Thursday, February 5, 2015

How Much Leeway Should We Give Popovich?

In a story posted by Sam Amick on Tuesday, Spurs coach Gregg Popovich attempted to explain his seemingly rude in-game interviews. Pop has become notorious for his curt responses to reporters attempting to simply do their jobs after the first and third quarters of widely-televised games. Here's what the coach told Amick:

I said, “I’m supposed to be setting the defense and offense to start the next quarter, and I can’t do my job because I’m doing this inane deal with whoever is asking me a question.” The questions are unanswerable. It’s like, “That quarter, you got killed on the boards. What are you going to do about it?.” “Well, I’m going to conduct a trade during timeouts.” Or, “I’m going to ask them nicely to do a better job on the boards.” The questions just demand a trite quip, or something, so I just say, “You know, it just puts everybody in a stupid position.” And (NBA officials) listen to it, and then they go, “Yeah, well (blabbering).” And then they don’t do anything about it. So I just do what I do.

After a 2013 Notre Dame football game, Irish coach Brian Kelly gave what I deemed a Popovichian response to sideline reporter Alex Flanagan after a home loss to Oklahoma.

Here's what I wrote after that interview:

Kelly's answer is scathing. He gives her the "If you were watching the game..." treatment. The reporter obviously watched the game, and her questions are not extremely off-base. Kelly's answer seems intended to insult her.


People disagree about the value of sideline reporters during a telecast. Still, a negative opinion about these reporters doesn't give Kelly, Popovich, Phil Jackson, or any other coach the right to degrade them. It's especially unfair to imply that professionals like Alex Flanagan weren't even "watching the game."

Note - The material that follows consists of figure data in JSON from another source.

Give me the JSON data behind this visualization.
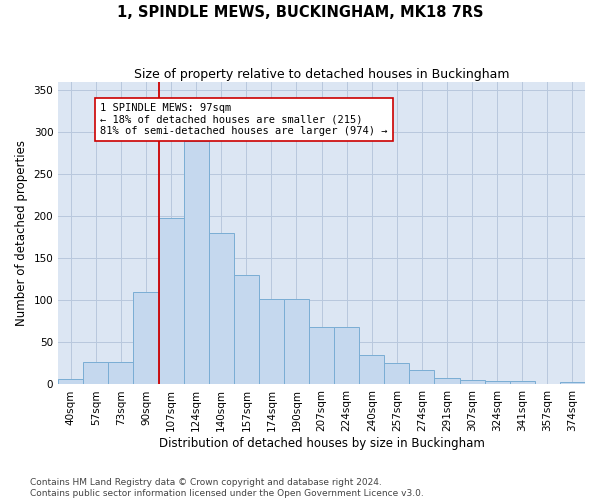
{
  "title": "1, SPINDLE MEWS, BUCKINGHAM, MK18 7RS",
  "subtitle": "Size of property relative to detached houses in Buckingham",
  "xlabel": "Distribution of detached houses by size in Buckingham",
  "ylabel": "Number of detached properties",
  "footer_line1": "Contains HM Land Registry data © Crown copyright and database right 2024.",
  "footer_line2": "Contains public sector information licensed under the Open Government Licence v3.0.",
  "categories": [
    "40sqm",
    "57sqm",
    "73sqm",
    "90sqm",
    "107sqm",
    "124sqm",
    "140sqm",
    "157sqm",
    "174sqm",
    "190sqm",
    "207sqm",
    "224sqm",
    "240sqm",
    "257sqm",
    "274sqm",
    "291sqm",
    "307sqm",
    "324sqm",
    "341sqm",
    "357sqm",
    "374sqm"
  ],
  "values": [
    7,
    27,
    27,
    110,
    198,
    290,
    180,
    130,
    102,
    102,
    68,
    68,
    35,
    25,
    17,
    8,
    5,
    4,
    4,
    1,
    3
  ],
  "bar_color": "#c5d8ee",
  "bar_edge_color": "#7aadd4",
  "vline_color": "#cc0000",
  "vline_x_index": 3.5,
  "property_label": "1 SPINDLE MEWS: 97sqm",
  "annotation_line1": "← 18% of detached houses are smaller (215)",
  "annotation_line2": "81% of semi-detached houses are larger (974) →",
  "annotation_box_color": "#ffffff",
  "annotation_box_edge": "#cc0000",
  "ylim": [
    0,
    360
  ],
  "yticks": [
    0,
    50,
    100,
    150,
    200,
    250,
    300,
    350
  ],
  "background_color": "#ffffff",
  "plot_bg_color": "#dce6f3",
  "grid_color": "#b8c8dd",
  "title_fontsize": 10.5,
  "subtitle_fontsize": 9,
  "axis_label_fontsize": 8.5,
  "tick_fontsize": 7.5,
  "footer_fontsize": 6.5,
  "annot_fontsize": 7.5
}
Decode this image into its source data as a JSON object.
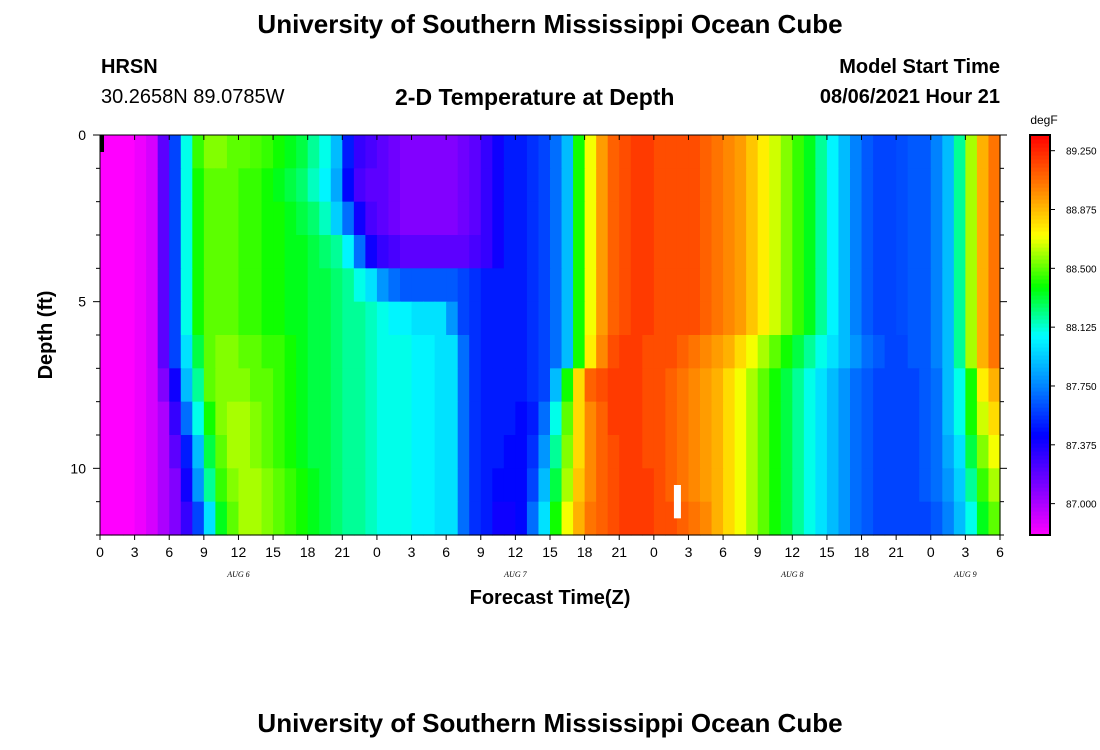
{
  "header": {
    "title": "University of Southern Mississippi Ocean Cube",
    "station_name": "HRSN",
    "station_coords": "30.2658N  89.0785W",
    "chart_title": "2-D Temperature at Depth",
    "start_label": "Model Start Time",
    "start_value": "08/06/2021 Hour 21"
  },
  "footer": {
    "title": "University of Southern Mississippi Ocean Cube"
  },
  "chart_data": {
    "type": "heatmap",
    "title": "2-D Temperature at Depth",
    "xlabel": "Forecast Time(Z)",
    "ylabel": "Depth (ft)",
    "x_ticks": [
      "0",
      "3",
      "6",
      "9",
      "12",
      "15",
      "18",
      "21",
      "0",
      "3",
      "6",
      "9",
      "12",
      "15",
      "18",
      "21",
      "0",
      "3",
      "6",
      "9",
      "12",
      "15",
      "18",
      "21",
      "0",
      "3",
      "6"
    ],
    "x_range_hours": [
      0,
      78
    ],
    "date_labels": [
      {
        "label": "AUG  6",
        "hour": 12
      },
      {
        "label": "AUG  7",
        "hour": 36
      },
      {
        "label": "AUG  8",
        "hour": 60
      },
      {
        "label": "AUG  9",
        "hour": 75
      }
    ],
    "y_range": [
      0,
      12
    ],
    "y_ticks": [
      0,
      5,
      10
    ],
    "y_minor_step": 1,
    "hours": [
      0,
      1,
      2,
      3,
      4,
      5,
      6,
      7,
      8,
      9,
      10,
      11,
      12,
      13,
      14,
      15,
      16,
      17,
      18,
      19,
      20,
      21,
      22,
      23,
      24,
      25,
      26,
      27,
      28,
      29,
      30,
      31,
      32,
      33,
      34,
      35,
      36,
      37,
      38,
      39,
      40,
      41,
      42,
      43,
      44,
      45,
      46,
      47,
      48,
      49,
      50,
      51,
      52,
      53,
      54,
      55,
      56,
      57,
      58,
      59,
      60,
      61,
      62,
      63,
      64,
      65,
      66,
      67,
      68,
      69,
      70,
      71,
      72,
      73,
      74,
      75,
      76,
      77
    ],
    "depths": [
      0,
      1,
      2,
      3,
      4,
      5,
      6,
      7,
      8,
      9,
      10,
      11
    ],
    "values": [
      [
        86.8,
        86.8,
        86.8,
        86.84,
        86.9,
        87.2,
        87.6,
        88.1,
        88.45,
        88.55,
        88.55,
        88.5,
        88.5,
        88.48,
        88.45,
        88.4,
        88.35,
        88.3,
        88.2,
        88.1,
        87.9,
        87.5,
        87.3,
        87.25,
        87.2,
        87.15,
        87.1,
        87.1,
        87.1,
        87.1,
        87.1,
        87.15,
        87.2,
        87.3,
        87.4,
        87.5,
        87.5,
        87.55,
        87.6,
        87.7,
        87.9,
        88.4,
        88.7,
        88.95,
        89.1,
        89.15,
        89.2,
        89.2,
        89.15,
        89.15,
        89.15,
        89.15,
        89.1,
        89.05,
        89.0,
        88.95,
        88.85,
        88.75,
        88.65,
        88.55,
        88.45,
        88.35,
        88.2,
        88.05,
        87.9,
        87.75,
        87.65,
        87.6,
        87.6,
        87.62,
        87.65,
        87.65,
        87.75,
        87.9,
        88.2,
        88.6,
        88.9,
        89.05
      ],
      [
        86.8,
        86.8,
        86.8,
        86.84,
        86.9,
        87.2,
        87.6,
        88.1,
        88.4,
        88.5,
        88.5,
        88.5,
        88.45,
        88.45,
        88.4,
        88.35,
        88.3,
        88.25,
        88.15,
        88.05,
        87.85,
        87.45,
        87.25,
        87.2,
        87.2,
        87.15,
        87.1,
        87.1,
        87.1,
        87.1,
        87.1,
        87.15,
        87.2,
        87.3,
        87.4,
        87.5,
        87.5,
        87.55,
        87.6,
        87.7,
        87.9,
        88.4,
        88.7,
        88.95,
        89.1,
        89.15,
        89.2,
        89.2,
        89.15,
        89.15,
        89.15,
        89.15,
        89.1,
        89.05,
        89.0,
        88.95,
        88.85,
        88.75,
        88.65,
        88.55,
        88.45,
        88.35,
        88.2,
        88.05,
        87.9,
        87.75,
        87.65,
        87.6,
        87.6,
        87.62,
        87.65,
        87.65,
        87.75,
        87.9,
        88.2,
        88.6,
        88.9,
        89.05
      ],
      [
        86.8,
        86.8,
        86.8,
        86.84,
        86.9,
        87.2,
        87.6,
        88.1,
        88.4,
        88.5,
        88.5,
        88.5,
        88.45,
        88.45,
        88.4,
        88.4,
        88.35,
        88.3,
        88.25,
        88.15,
        87.95,
        87.7,
        87.4,
        87.25,
        87.2,
        87.15,
        87.1,
        87.1,
        87.1,
        87.1,
        87.1,
        87.15,
        87.2,
        87.3,
        87.4,
        87.5,
        87.5,
        87.55,
        87.6,
        87.7,
        87.9,
        88.4,
        88.7,
        88.95,
        89.1,
        89.15,
        89.2,
        89.2,
        89.15,
        89.15,
        89.15,
        89.15,
        89.1,
        89.05,
        89.0,
        88.95,
        88.85,
        88.75,
        88.65,
        88.55,
        88.45,
        88.35,
        88.2,
        88.05,
        87.9,
        87.75,
        87.65,
        87.6,
        87.6,
        87.62,
        87.65,
        87.65,
        87.75,
        87.9,
        88.2,
        88.6,
        88.9,
        89.05
      ],
      [
        86.8,
        86.8,
        86.8,
        86.84,
        86.9,
        87.2,
        87.6,
        88.1,
        88.4,
        88.5,
        88.5,
        88.5,
        88.45,
        88.45,
        88.4,
        88.4,
        88.35,
        88.35,
        88.3,
        88.25,
        88.2,
        88.05,
        87.7,
        87.4,
        87.3,
        87.25,
        87.2,
        87.2,
        87.2,
        87.2,
        87.2,
        87.2,
        87.25,
        87.3,
        87.4,
        87.5,
        87.5,
        87.55,
        87.6,
        87.7,
        87.9,
        88.4,
        88.7,
        88.95,
        89.1,
        89.15,
        89.2,
        89.2,
        89.15,
        89.15,
        89.15,
        89.15,
        89.1,
        89.05,
        89.0,
        88.95,
        88.85,
        88.75,
        88.65,
        88.55,
        88.45,
        88.35,
        88.2,
        88.05,
        87.9,
        87.75,
        87.65,
        87.6,
        87.6,
        87.62,
        87.65,
        87.65,
        87.75,
        87.9,
        88.2,
        88.6,
        88.9,
        89.05
      ],
      [
        86.8,
        86.8,
        86.8,
        86.84,
        86.9,
        87.2,
        87.6,
        88.1,
        88.4,
        88.5,
        88.5,
        88.5,
        88.45,
        88.45,
        88.4,
        88.4,
        88.35,
        88.35,
        88.3,
        88.3,
        88.25,
        88.2,
        88.1,
        88.0,
        87.8,
        87.7,
        87.65,
        87.65,
        87.65,
        87.65,
        87.65,
        87.6,
        87.55,
        87.5,
        87.5,
        87.5,
        87.5,
        87.55,
        87.6,
        87.7,
        87.9,
        88.4,
        88.7,
        88.95,
        89.1,
        89.15,
        89.2,
        89.2,
        89.15,
        89.15,
        89.15,
        89.15,
        89.1,
        89.05,
        89.0,
        88.95,
        88.85,
        88.75,
        88.65,
        88.55,
        88.45,
        88.35,
        88.2,
        88.05,
        87.9,
        87.75,
        87.65,
        87.6,
        87.6,
        87.62,
        87.65,
        87.65,
        87.75,
        87.9,
        88.2,
        88.6,
        88.9,
        89.05
      ],
      [
        86.8,
        86.8,
        86.8,
        86.84,
        86.9,
        87.2,
        87.6,
        88.1,
        88.4,
        88.5,
        88.5,
        88.5,
        88.45,
        88.45,
        88.4,
        88.4,
        88.35,
        88.35,
        88.3,
        88.3,
        88.25,
        88.2,
        88.2,
        88.15,
        88.1,
        88.05,
        88.05,
        88.0,
        88.0,
        88.0,
        87.8,
        87.6,
        87.55,
        87.5,
        87.5,
        87.5,
        87.5,
        87.55,
        87.6,
        87.7,
        87.9,
        88.4,
        88.7,
        88.95,
        89.1,
        89.15,
        89.2,
        89.2,
        89.15,
        89.15,
        89.15,
        89.15,
        89.1,
        89.05,
        89.0,
        88.95,
        88.85,
        88.75,
        88.65,
        88.55,
        88.45,
        88.35,
        88.2,
        88.05,
        87.9,
        87.75,
        87.65,
        87.6,
        87.6,
        87.62,
        87.65,
        87.65,
        87.75,
        87.9,
        88.2,
        88.6,
        88.9,
        89.05
      ],
      [
        86.8,
        86.8,
        86.8,
        86.84,
        86.9,
        87.2,
        87.6,
        88.0,
        88.3,
        88.5,
        88.55,
        88.55,
        88.5,
        88.5,
        88.45,
        88.45,
        88.4,
        88.35,
        88.3,
        88.3,
        88.25,
        88.2,
        88.2,
        88.15,
        88.1,
        88.1,
        88.1,
        88.05,
        88.05,
        88.0,
        88.0,
        87.7,
        87.55,
        87.5,
        87.5,
        87.5,
        87.5,
        87.55,
        87.6,
        87.7,
        87.9,
        88.4,
        88.75,
        89.0,
        89.15,
        89.2,
        89.2,
        89.15,
        89.15,
        89.15,
        89.1,
        89.05,
        89.0,
        88.95,
        88.9,
        88.8,
        88.7,
        88.6,
        88.5,
        88.4,
        88.3,
        88.2,
        88.1,
        88.0,
        87.9,
        87.8,
        87.7,
        87.65,
        87.6,
        87.6,
        87.65,
        87.65,
        87.75,
        87.9,
        88.2,
        88.6,
        88.9,
        89.05
      ],
      [
        86.8,
        86.8,
        86.8,
        86.84,
        86.9,
        87.1,
        87.4,
        87.9,
        88.2,
        88.5,
        88.55,
        88.55,
        88.55,
        88.5,
        88.5,
        88.45,
        88.4,
        88.35,
        88.3,
        88.3,
        88.25,
        88.2,
        88.2,
        88.15,
        88.1,
        88.1,
        88.1,
        88.05,
        88.05,
        88.0,
        88.0,
        87.7,
        87.55,
        87.5,
        87.5,
        87.5,
        87.5,
        87.55,
        87.6,
        87.9,
        88.4,
        88.8,
        89.1,
        89.15,
        89.2,
        89.2,
        89.2,
        89.15,
        89.15,
        89.1,
        89.05,
        89.0,
        88.95,
        88.9,
        88.8,
        88.7,
        88.6,
        88.5,
        88.4,
        88.3,
        88.2,
        88.1,
        88.0,
        87.9,
        87.8,
        87.7,
        87.65,
        87.6,
        87.6,
        87.6,
        87.6,
        87.65,
        87.7,
        87.9,
        88.1,
        88.4,
        88.75,
        88.9
      ],
      [
        86.8,
        86.8,
        86.8,
        86.84,
        86.9,
        87.0,
        87.3,
        87.7,
        88.1,
        88.4,
        88.55,
        88.6,
        88.6,
        88.55,
        88.5,
        88.45,
        88.4,
        88.35,
        88.3,
        88.3,
        88.25,
        88.2,
        88.2,
        88.15,
        88.1,
        88.1,
        88.1,
        88.05,
        88.05,
        88.0,
        88.0,
        87.7,
        87.55,
        87.5,
        87.5,
        87.5,
        87.45,
        87.5,
        87.7,
        88.1,
        88.5,
        88.8,
        89.0,
        89.1,
        89.2,
        89.2,
        89.2,
        89.15,
        89.15,
        89.1,
        89.05,
        89.0,
        88.95,
        88.9,
        88.8,
        88.7,
        88.6,
        88.5,
        88.4,
        88.3,
        88.2,
        88.1,
        88.0,
        87.9,
        87.8,
        87.7,
        87.65,
        87.6,
        87.6,
        87.6,
        87.6,
        87.65,
        87.7,
        87.9,
        88.1,
        88.4,
        88.65,
        88.8
      ],
      [
        86.8,
        86.8,
        86.8,
        86.84,
        86.9,
        87.0,
        87.2,
        87.5,
        87.9,
        88.3,
        88.5,
        88.6,
        88.6,
        88.55,
        88.5,
        88.45,
        88.4,
        88.35,
        88.3,
        88.3,
        88.25,
        88.2,
        88.2,
        88.15,
        88.1,
        88.1,
        88.1,
        88.05,
        88.05,
        88.0,
        88.0,
        87.7,
        87.55,
        87.5,
        87.5,
        87.45,
        87.45,
        87.55,
        87.8,
        88.2,
        88.55,
        88.8,
        89.0,
        89.1,
        89.15,
        89.2,
        89.2,
        89.15,
        89.15,
        89.1,
        89.05,
        89.0,
        88.95,
        88.9,
        88.8,
        88.7,
        88.6,
        88.5,
        88.4,
        88.3,
        88.2,
        88.1,
        88.0,
        87.9,
        87.8,
        87.7,
        87.65,
        87.6,
        87.6,
        87.6,
        87.6,
        87.65,
        87.7,
        87.85,
        88.0,
        88.3,
        88.55,
        88.7
      ],
      [
        86.8,
        86.8,
        86.8,
        86.84,
        86.9,
        87.0,
        87.1,
        87.4,
        87.8,
        88.2,
        88.45,
        88.55,
        88.6,
        88.6,
        88.55,
        88.5,
        88.45,
        88.4,
        88.35,
        88.3,
        88.25,
        88.2,
        88.2,
        88.15,
        88.1,
        88.1,
        88.1,
        88.05,
        88.05,
        88.0,
        88.0,
        87.7,
        87.55,
        87.5,
        87.45,
        87.45,
        87.45,
        87.6,
        87.9,
        88.3,
        88.6,
        88.85,
        89.0,
        89.1,
        89.15,
        89.2,
        89.2,
        89.2,
        89.15,
        89.1,
        89.05,
        89.0,
        88.95,
        88.9,
        88.8,
        88.7,
        88.6,
        88.5,
        88.4,
        88.3,
        88.2,
        88.1,
        88.0,
        87.9,
        87.8,
        87.7,
        87.65,
        87.6,
        87.6,
        87.6,
        87.6,
        87.65,
        87.7,
        87.8,
        87.95,
        88.2,
        88.45,
        88.6
      ],
      [
        86.8,
        86.8,
        86.8,
        86.84,
        86.9,
        87.0,
        87.1,
        87.3,
        87.6,
        88.0,
        88.35,
        88.5,
        88.6,
        88.6,
        88.55,
        88.5,
        88.45,
        88.4,
        88.35,
        88.3,
        88.25,
        88.2,
        88.2,
        88.15,
        88.1,
        88.1,
        88.1,
        88.05,
        88.05,
        88.0,
        88.0,
        87.7,
        87.55,
        87.5,
        87.4,
        87.4,
        87.45,
        87.7,
        88.0,
        88.4,
        88.7,
        88.9,
        89.05,
        89.1,
        89.15,
        89.2,
        89.2,
        89.2,
        89.15,
        89.15,
        89.1,
        89.05,
        89.0,
        88.9,
        88.8,
        88.7,
        88.6,
        88.5,
        88.4,
        88.3,
        88.2,
        88.1,
        88.0,
        87.9,
        87.8,
        87.7,
        87.65,
        87.6,
        87.6,
        87.6,
        87.6,
        87.6,
        87.65,
        87.75,
        87.9,
        88.1,
        88.35,
        88.5
      ]
    ],
    "colorbar": {
      "unit": "degF",
      "min": 86.8,
      "max": 89.35,
      "tick_values": [
        87.0,
        87.375,
        87.75,
        88.125,
        88.5,
        88.875,
        89.25
      ],
      "tick_labels": [
        "87.000",
        "87.375",
        "87.750",
        "88.125",
        "88.500",
        "88.875",
        "89.250"
      ]
    },
    "current_time_marker": {
      "hour": 50,
      "depth_from": 10.5,
      "depth_to": 11.5
    }
  }
}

Back to Popovich. On Wednesday's episode of Pardon the Interruption, Tony Kornheiser said, "His behavior is dreadful ... Right now, Gregg Popovich on camera is Marshawn Lynch, and he's saying, 'F authority!' ... [Popovich should] be civil to somebody for 30 seconds and he doesn't do it, and nobody calls him out on it."

Kornheiser pointed out that the NBA is an entertainment business, and Popovich is paid millions of dollars to play his role. Moreover, cooperating for sideline interviews is actually a small portion of each coach's job description. "Stop embarrassing people," Kornheiser said. 

And that last part of Kornheiser's rant is the most important. Popovich's recent statements are somewhat understandable; the man just wants to do the most important part of his job. Still, it's not up to him to embarrass others for the sake of embarrassing the NBAEven though many reporters have praised Pop as a good interview behind closed doors, he's often rude to reporters on national TV. Every job has unpleasant aspects, and most of us just accept that as a fact. Popovich should do the same.